Flippen bis der Daumen glüht: Erstes Internationales Daumenkinofestival Solitude in Stuttgart
Ein Schloss namens „Solitude“ scheint der passende Ort zu sein für ein Festival des Daumenkinos, denn im Unterschied zum großen Kino ist das Betrachten der dahin geblätterten Filmminiaturen ein einsames Vergnügen. Denkt man. Doch weit gefehlt.
Die Filmemacherinnen Sigrun Köhler und Witrud Baier, die mit Preis gekrönten Dokumentationen wie „How Time Flies“ und „Schotter wie Heu“ auf sich aufmerksam machten, nutzen ein Stipendium an der Akademie Solitude, hoch auf den Hügeln über Stuttgart, in geradezu altruistischer Weise, um das erste und bisher einzige Festival dieser Art ins Leben zu rufen. Sie rückten damit ein Medium ins Licht des öffentlichen Kunstinteresses, das bisher in einer kaum beachteten Spielzeugecke schlummerte.
In nur vier Monaten Vorbereitungszeit gelang es den beiden Filmemacherinnen zusammen mit Swaantje Burow und viel Rückhalt der Akademie Solitude eine Veranstaltung zu organisieren, die einem Großformat-Filmfestival in nichts nachstand. Ordnungsgemäß war auf den Anmeldeformularen die Kategorie der eingereichten Blätterfilmchen anzukreuzen: Animation, Spiel-, Dokumentar oder Experimentalfilm. Wer weiß das schon? Eine Eigenart des Daumenkinos ist ja gerade seine spielerische Unentschlossenheit zwischen allen Format-Stühlen und Genre-Schubladen.

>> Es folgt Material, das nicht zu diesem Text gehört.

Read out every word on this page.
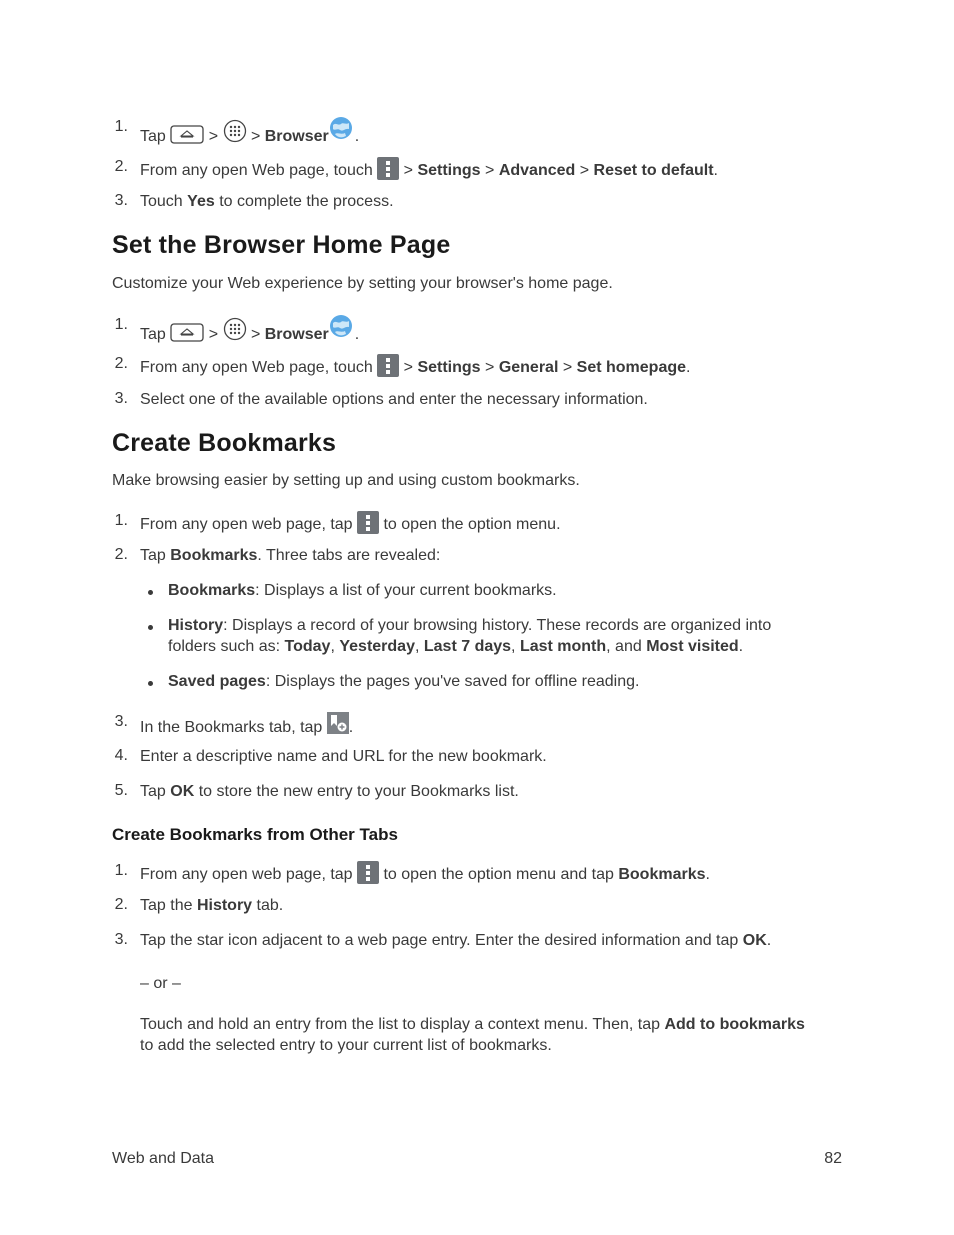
1.
Tap	> > Browser .
2. From any open Web page, touch > Settings > Advanced > Reset to default.
3. Touch Yes to complete the process.
Set the Browser Home Page
Customize your Web experience by setting your browser's home page.
1.
Tap	> > Browser .
2. From any open Web page, touch > Settings > General > Set homepage.
3. Select one of the available options and enter the necessary information.
Create Bookmarks
Make browsing easier by setting up and using custom bookmarks.
1. From any open web page, tap to open the option menu.
2. Tap Bookmarks. Three tabs are revealed:
Bookmarks: Displays a list of your current bookmarks.
History: Displays a record of your browsing history. These records are organized into
folders such as: Today, Yesterday, Last 7 days, Last month, and Most visited.
Saved pages: Displays the pages you've saved for offline reading.
3. In the Bookmarks tab, tap .
4. Enter a descriptive name and URL for the new bookmark.
5. Tap OK to store the new entry to your Bookmarks list.
Create Bookmarks from Other Tabs
1. From any open web page, tap to open the option menu and tap Bookmarks.
2. Tap the History tab.
3. Tap the star icon adjacent to a web page entry. Enter the desired information and tap OK.
– or –
Touch and hold an entry from the list to display a context menu. Then, tap Add to bookmarks
to add the selected entry to your current list of bookmarks.
Web and Data	82
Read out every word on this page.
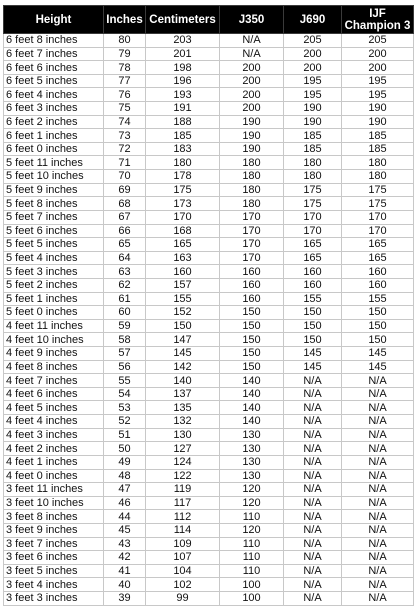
Height	Inches	Centimeters	J350	J690	IJF
Champion 3
6 feet 8 inches	80	203	N/A	205	205
6 feet 7 inches	79	201	N/A	200	200
6 feet 6 inches	78	198	200	200	200
6 feet 5 inches	77	196	200	195	195
6 feet 4 inches	76	193	200	195	195
6 feet 3 inches	75	191	200	190	190
6 feet 2 inches	74	188	190	190	190
6 feet 1 inches	73	185	190	185	185
6 feet 0 inches	72	183	190	185	185
5 feet 11 inches	71	180	180	180	180
5 feet 10 inches	70	178	180	180	180
5 feet 9 inches	69	175	180	175	175
5 feet 8 inches	68	173	180	175	175
5 feet 7 inches	67	170	170	170	170
5 feet 6 inches	66	168	170	170	170
5 feet 5 inches	65	165	170	165	165
5 feet 4 inches	64	163	170	165	165
5 feet 3 inches	63	160	160	160	160
5 feet 2 inches	62	157	160	160	160
5 feet 1 inches	61	155	160	155	155
5 feet 0 inches	60	152	150	150	150
4 feet 11 inches	59	150	150	150	150
4 feet 10 inches	58	147	150	150	150
4 feet 9 inches	57	145	150	145	145
4 feet 8 inches	56	142	150	145	145
4 feet 7 inches	55	140	140	N/A	N/A
4 feet 6 inches	54	137	140	N/A	N/A
4 feet 5 inches	53	135	140	N/A	N/A
4 feet 4 inches	52	132	140	N/A	N/A
4 feet 3 inches	51	130	130	N/A	N/A
4 feet 2 inches	50	127	130	N/A	N/A
4 feet 1 inches	49	124	130	N/A	N/A
4 feet 0 inches	48	122	130	N/A	N/A
3 feet 11 inches	47	119	120	N/A	N/A
3 feet 10 inches	46	117	120	N/A	N/A
3 feet 8 inches	44	112	110	N/A	N/A
3 feet 9 inches	45	114	120	N/A	N/A
3 feet 7 inches	43	109	110	N/A	N/A
3 feet 6 inches	42	107	110	N/A	N/A
3 feet 5 inches	41	104	110	N/A	N/A
3 feet 4 inches	40	102	100	N/A	N/A
3 feet 3 inches	39	99	100	N/A	N/A
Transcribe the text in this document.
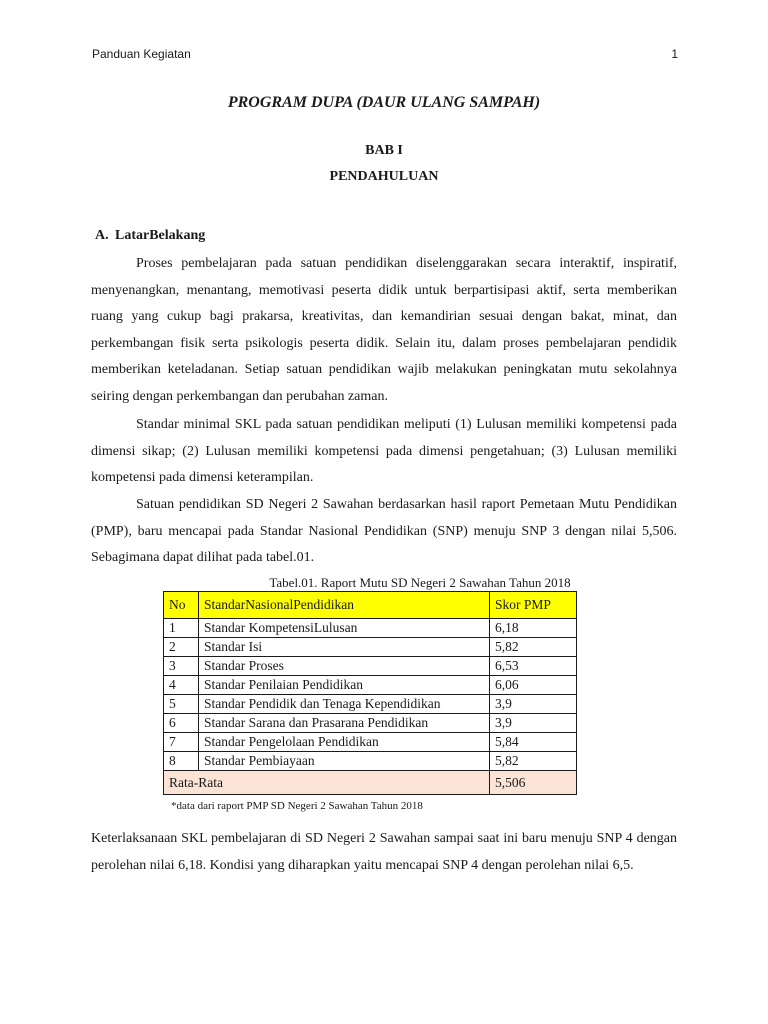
Panduan Kegiatan	1
PROGRAM DUPA (DAUR ULANG SAMPAH)
BAB I
PENDAHULUAN
A. LatarBelakang

Proses pembelajaran pada satuan pendidikan diselenggarakan secara interaktif, inspiratif, menyenangkan, menantang, memotivasi peserta didik untuk berpartisipasi aktif, serta memberikan ruang yang cukup bagi prakarsa, kreativitas, dan kemandirian sesuai dengan bakat, minat, dan perkembangan fisik serta psikologis peserta didik. Selain itu, dalam proses pembelajaran pendidik memberikan keteladanan. Setiap satuan pendidikan wajib melakukan peningkatan mutu sekolahnya seiring dengan perkembangan dan perubahan zaman.

Standar minimal SKL pada satuan pendidikan meliputi (1) Lulusan memiliki kompetensi pada dimensi sikap; (2) Lulusan memiliki kompetensi pada dimensi pengetahuan; (3) Lulusan memiliki kompetensi pada dimensi keterampilan.

Satuan pendidikan SD Negeri 2 Sawahan berdasarkan hasil raport Pemetaan Mutu Pendidikan (PMP), baru mencapai pada Standar Nasional Pendidikan (SNP) menuju SNP 3 dengan nilai 5,506. Sebagimana dapat dilihat pada tabel.01.

Tabel.01. Raport Mutu SD Negeri 2 Sawahan Tahun 2018
No	StandarNasionalPendidikan	Skor PMP
1	Standar KompetensiLulusan	6,18
2	Standar Isi	5,82
3	Standar Proses	6,53
4	Standar Penilaian Pendidikan	6,06
5	Standar Pendidik dan Tenaga Kependidikan	3,9
6	Standar Sarana dan Prasarana Pendidikan	3,9
7	Standar Pengelolaan Pendidikan	5,84
8	Standar Pembiayaan	5,82
Rata-Rata		5,506
*data dari raport PMP SD Negeri 2 Sawahan Tahun 2018

Keterlaksanaan SKL pembelajaran di SD Negeri 2 Sawahan sampai saat ini baru menuju SNP 4 dengan perolehan nilai 6,18. Kondisi yang diharapkan yaitu mencapai SNP 4 dengan perolehan nilai 6,5.
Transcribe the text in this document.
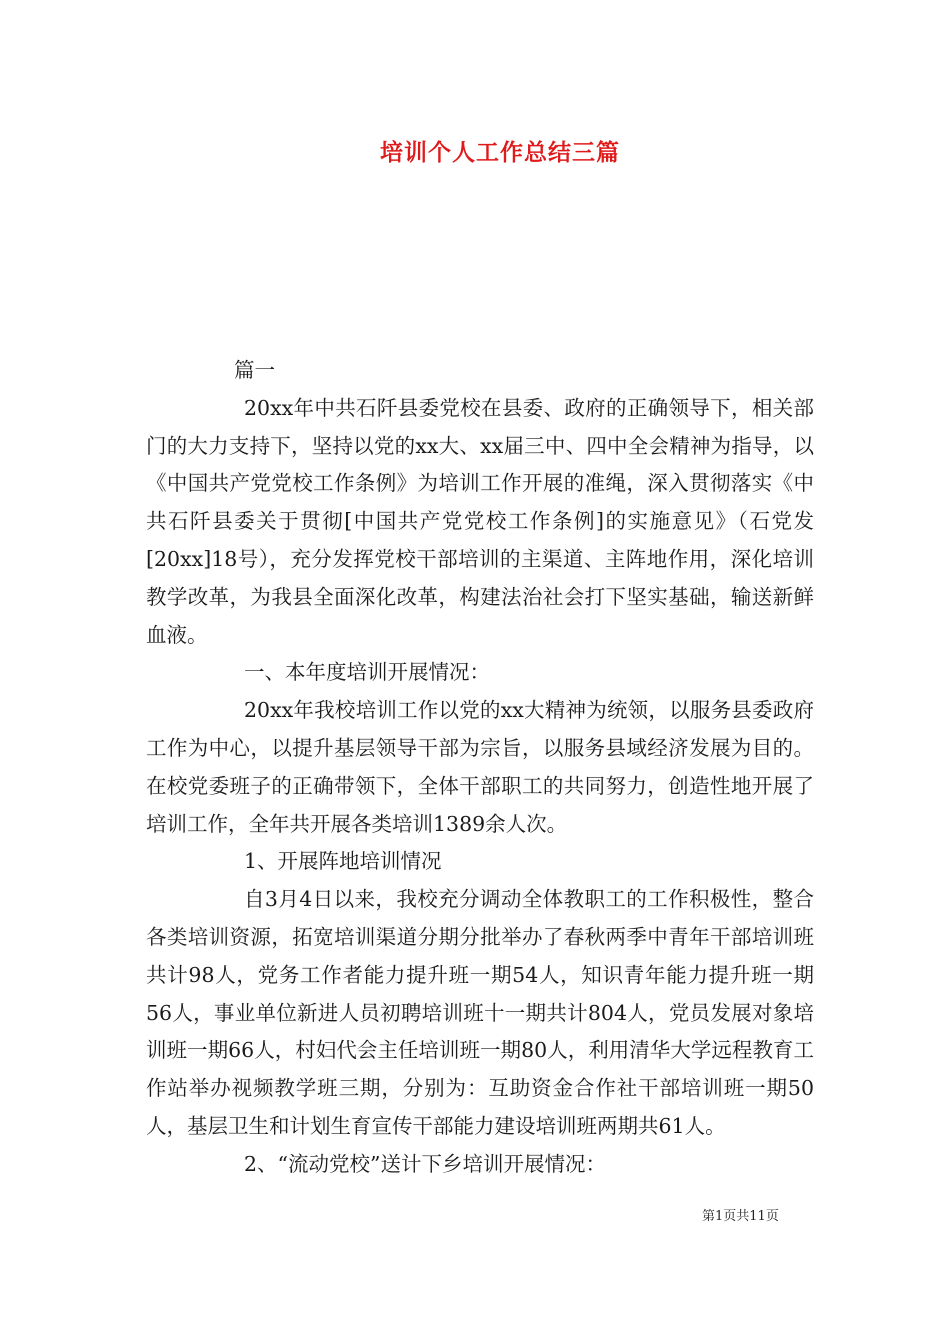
培训个人工作总结三篇

篇一

20xx年中共石阡县委党校在县委、政府的正确领导下，相关部门的大力支持下，坚持以党的xx大、xx届三中、四中全会精神为指导，以《中国共产党党校工作条例》为培训工作开展的准绳，深入贯彻落实《中共石阡县委关于贯彻[中国共产党党校工作条例]的实施意见》（石党发[20xx]18号），充分发挥党校干部培训的主渠道、主阵地作用，深化培训教学改革，为我县全面深化改革，构建法治社会打下坚实基础，输送新鲜血液。

一、本年度培训开展情况：

20xx年我校培训工作以党的xx大精神为统领，以服务县委政府工作为中心，以提升基层领导干部为宗旨，以服务县域经济发展为目的。在校党委班子的正确带领下，全体干部职工的共同努力，创造性地开展了培训工作，全年共开展各类培训1389余人次。

1、开展阵地培训情况

自3月4日以来，我校充分调动全体教职工的工作积极性，整合各类培训资源，拓宽培训渠道分期分批举办了春秋两季中青年干部培训班共计98人，党务工作者能力提升班一期54人，知识青年能力提升班一期56人，事业单位新进人员初聘培训班十一期共计804人，党员发展对象培训班一期66人，村妇代会主任培训班一期80人，利用清华大学远程教育工作站举办视频教学班三期，分别为：互助资金合作社干部培训班一期50人，基层卫生和计划生育宣传干部能力建设培训班两期共61人。

2、“流动党校”送计下乡培训开展情况：

第1页共11页
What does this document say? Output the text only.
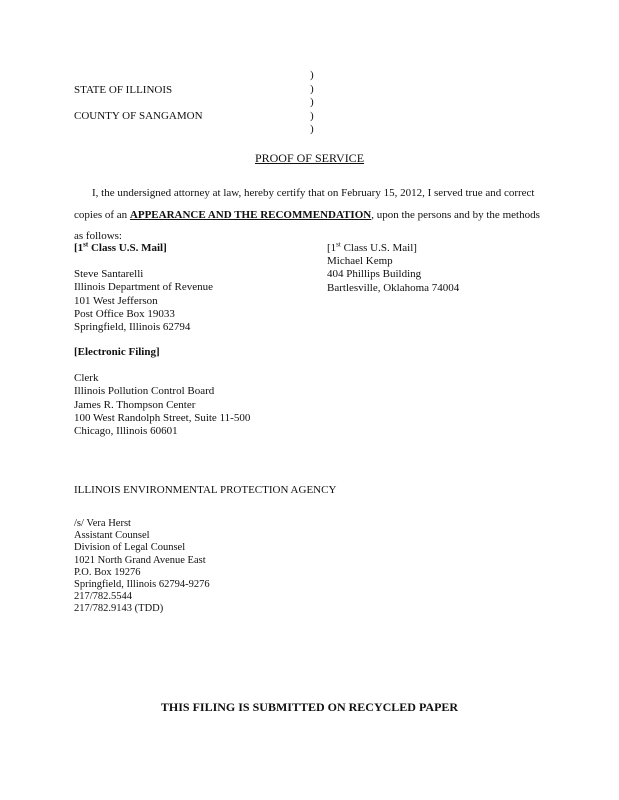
)
)
)
)
)
STATE OF ILLINOIS
COUNTY OF SANGAMON
PROOF OF SERVICE

I, the undersigned attorney at law, hereby certify that on February 15, 2012, I served true and correct

copies of an APPEARANCE AND THE RECOMMENDATION, upon the persons and by the methods

as follows:

[1st Class U.S. Mail]
Steve Santarelli
Illinois Department of Revenue
101 West Jefferson
Post Office Box 19033
Springfield, Illinois 62794
[1st Class U.S. Mail]
Michael Kemp
404 Phillips Building
Bartlesville, Oklahoma 74004
[Electronic Filing]
Clerk
Illinois Pollution Control Board
James R. Thompson Center
100 West Randolph Street, Suite 11-500
Chicago, Illinois 60601
ILLINOIS ENVIRONMENTAL PROTECTION AGENCY
/s/ Vera Herst
Assistant Counsel
Division of Legal Counsel
1021 North Grand Avenue East
P.O. Box 19276
Springfield, Illinois 62794-9276
217/782.5544
217/782.9143 (TDD)
THIS FILING IS SUBMITTED ON RECYCLED PAPER
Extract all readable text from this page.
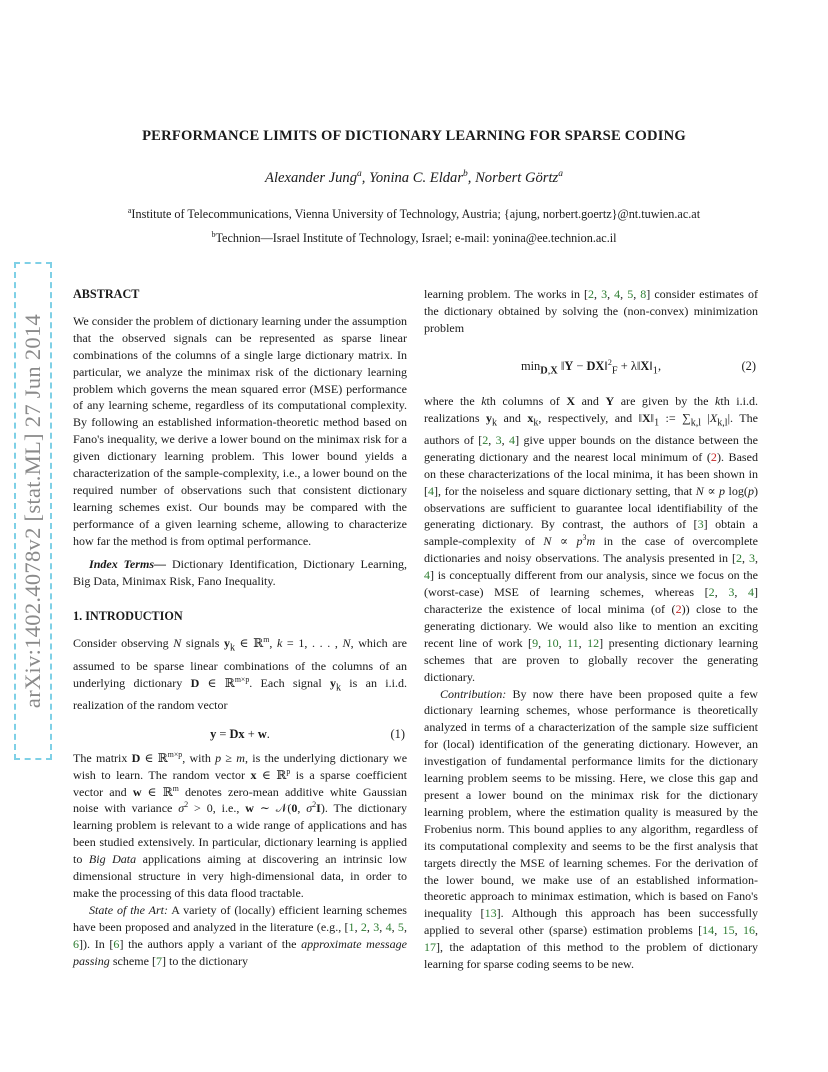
arXiv:1402.4078v2 [stat.ML] 27 Jun 2014
PERFORMANCE LIMITS OF DICTIONARY LEARNING FOR SPARSE CODING
Alexander Jung$^a$, Yonina C. Eldar$^b$, Norbert Görtz$^a$
$^a$Institute of Telecommunications, Vienna University of Technology, Austria; {ajung, norbert.goertz}@nt.tuwien.ac.at
$^b$Technion—Israel Institute of Technology, Israel; e-mail: yonina@ee.technion.ac.il

ABSTRACT

We consider the problem of dictionary learning under the assumption that the observed signals can be represented as sparse linear combinations of the columns of a single large dictionary matrix. In particular, we analyze the minimax risk of the dictionary learning problem which governs the mean squared error (MSE) performance of any learning scheme, regardless of its computational complexity. By following an established information-theoretic method based on Fano's inequality, we derive a lower bound on the minimax risk for a given dictionary learning problem. This lower bound yields a characterization of the sample-complexity, i.e., a lower bound on the required number of observations such that consistent dictionary learning schemes exist. Our bounds may be compared with the performance of a given learning scheme, allowing to characterize how far the method is from optimal performance.

Index Terms— Dictionary Identification, Dictionary Learning, Big Data, Minimax Risk, Fano Inequality.

1. INTRODUCTION

Consider observing N signals $y_k$ ∈ ℝ$^m$, k = 1, . . . , N, which are assumed to be sparse linear combinations of the columns of an underlying dictionary D ∈ ℝ$^{m\times p}$. Each signal $y_k$ is an i.i.d. realization of the random vector

y = Dx + w.	(1)

The matrix D ∈ ℝ$^{m\times p}$, with p ≥ m, is the underlying dictionary we wish to learn. The random vector x ∈ ℝ$^p$ is a sparse coefficient vector and w ∈ ℝ$^m$ denotes zero-mean additive white Gaussian noise with variance $\sigma^2 > 0$, i.e., w ∼ 𝒩(0, $\sigma^2I$). The dictionary learning problem is relevant to a wide range of applications and has been studied extensively. In particular, dictionary learning is applied to Big Data applications aiming at discovering an intrinsic low dimensional structure in very high-dimensional data, in order to make the processing of this data flood tractable.

State of the Art: A variety of (locally) efficient learning schemes have been proposed and analyzed in the literature (e.g., [1, 2, 3, 4, 5, 6]). In [6] the authors apply a variant of the approximate message passing scheme [7] to the dictionary

learning problem. The works in [2, 3, 4, 5, 8] consider estimates of the dictionary obtained by solving the (non-convex) minimization problem

$\min_{D,X}$ ‖Y − DX‖$^2_F$ + $\lambda‖X‖_1$,	(2)

where the kth columns of X and Y are given by the kth i.i.d. realizations $y_k$ and $x_k$, respectively, and $‖X‖_1$ := $\sum_{k,l}$ $|X_{k,l}|$. The authors of [2, 3, 4] give upper bounds on the distance between the generating dictionary and the nearest local minimum of (2). Based on these characterizations of the local minima, it has been shown in [4], for the noiseless and square dictionary setting, that N ∝ p log(p) observations are sufficient to guarantee local identifiability of the generating dictionary. By contrast, the authors of [3] obtain a sample-complexity of $N \propto p^3m$ in the case of overcomplete dictionaries and noisy observations. The analysis presented in [2, 3, 4] is conceptually different from our analysis, since we focus on the (worst-case) MSE of learning schemes, whereas [2, 3, 4] characterize the existence of local minima (of (2)) close to the generating dictionary. We would also like to mention an exciting recent line of work [9, 10, 11, 12] presenting dictionary learning schemes that are proven to globally recover the generating dictionary.

Contribution: By now there have been proposed quite a few dictionary learning schemes, whose performance is theoretically analyzed in terms of a characterization of the sample size sufficient for (local) identification of the generating dictionary. However, an investigation of fundamental performance limits for the dictionary learning problem seems to be missing. Here, we close this gap and present a lower bound on the minimax risk for the dictionary learning problem, where the estimation quality is measured by the Frobenius norm. This bound applies to any algorithm, regardless of its computational complexity and seems to be the first analysis that targets directly the MSE of learning schemes. For the derivation of the lower bound, we make use of an established information-theoretic approach to minimax estimation, which is based on Fano's inequality [13]. Although this approach has been successfully applied to several other (sparse) estimation problems [14, 15, 16, 17], the adaptation of this method to the problem of dictionary learning for sparse coding seems to be new.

Das Festival mit Preisverleihung am 18. Dezember war gleichzeitig der Auftakt einer vierwöchigen Ausstellung im Schloss Solitude. In einem geschwungenen Flur des barocken Palais‘ pendelten die rund 150 Flimmerbüchlein an Schnüren von der Decke und luden ein zum Blättern und Schlendern. Wer seine Daumenkuppe schonen wollte, konnte im Foyer alle ausgestellten Stücke auch abgefilmt auf Video betrachten.
Ausstellung der Daumenkinos im „Hirschgang“ von Schloss Solitude
34 der eingereichten Werke waren für die mit Kurzstipendien dotierten Hauptpreise des „Goldenen Daumens“ und des „Däumlings“ nominiert. Während der Eröffnungs-Gala wurden sie live unter einer DV-Kamera „geflippt“, damit das rund zweihundertköpfige Saalpublikum auf großer Leinwand dem kleinformatigen Bilderfluss folgen konnte.
Die inhaltliche und formale Vielfalt war immens und zeigte auf den ersten Blick, dass das Daumenkino ein eigenständiges Medium ist, das seiner Winzigkeit zum Trotz die Grenzen des Filmischen sprengen kann.
Es gab Flipbooks für Linkshänder, für Rechtshänder; Daumenkinos, die vorwärts, rückwärts, hochkant oder doppelseitig liefen und sogar eins in 3D. Thematisch reflektierten die Bücher alles, was mit Bewegung zu tun hat, ob körperlich, geistig oder rein visuell. Kleine, pointierte Cartoons waren ebenso vertreten, wie aufwändig inszenierte Kürzest-Spielfilme oder konzeptionelle Arbeiten, deren Kern gerade im nicht Gezeigten bestand.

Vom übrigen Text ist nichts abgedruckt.